Q-You brought into the family Mickey Chan right?
Yeah and I brought John, I was kind of lonely after a while and then ah, I said to John because we were still teaching there, “Do you want to learn vt?” “What the hell is that?” he said. I said “You can come visit my Sifu if you want.” So he went two times, he was like; “This compared to Karate, nothing exciting.” After a while, he said “How do you do this, this is amazing,” he said, and he paid attention and captured the essence. After a year later, he said “Doug, thank you so much,” He never called me Sihing, because we were close like this (Holds up two fingers together) he said “This is so different, every move, Karate is going to lose” I said “Yeah, you have to catch it, you have to know the essence of it, you cannot make it pleasant, you have to do it.” Because all the things that I did, John could not do. Inside all the other martial arts all the physical activity I could do, he could not do. So I had to show him everything, I had to translate everything for him, so then he begins to capture the essence.
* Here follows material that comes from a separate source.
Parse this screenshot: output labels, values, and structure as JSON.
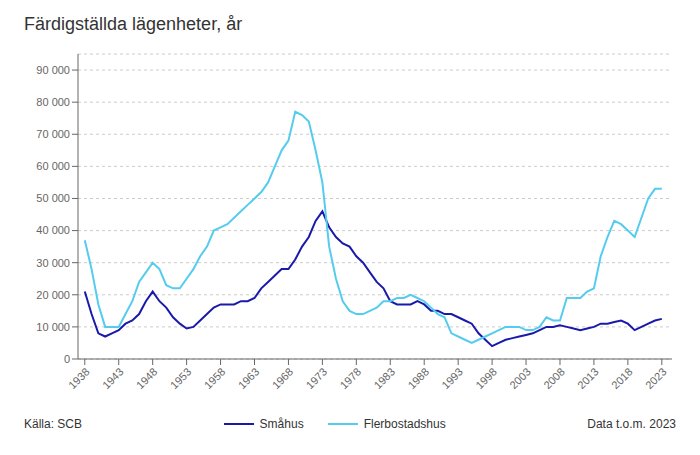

Q-So John Didn’t know Chinese?
No, that’s why John and I were very close. It’s like, you lead me into vt, level one during the new year time, now all of a sudden, ah, how’d he put it, oh “This is life changing, now I help you train after 30 years, now all of a sudden you tell me something life changing, why didn’t you tell me this earlier.” I said “John, I am learning too, until I finish learning then I show you, if I don’t finish learning, what can I say to you?”

Q-When you were training with Moy Yat, did Mak Po ever come around when you were there?
He would show us things, he would talk, but he was not like you and Steve, he was a independent guy, he don’t associate with people that well. He would come over for dinner, on his birthday he would talk but there wasn’t anything I have not heard in vt, but its enhancing because it come from another Sibok, so just enhance, that’s all. That’s why when he talk about the same thing as Moy Yat, and then I see all the other vt Sifu and what they do, some a little change here and there, some real good feeling some not so good feeling, but again, that’s an individual development. The only thing is I worry about my own development, I don’t look at someone elses development, because this is how they encounter vt at that moment. I will encounter with my vt in my moment, his moment and my moment are two different things although the same system. That’s why it’s so funny, ya know, you all learn vt, your moment and my moment are so different and yet our vt is different so we try not to criticize each other, we don’t say you right or you wrong. Nothing to do with right or wrong, it’s just that moment you capture, that moment you got it that way, that’s all. And vt only require, protect your inner gate, number one. You don’t have to worry about things in the outer gate, number two. Center line must be protected number three. Technique must involve smartly in attack and defend in its simplest manner and make sure that in one move you be able to control two hands with one hand and don’t be.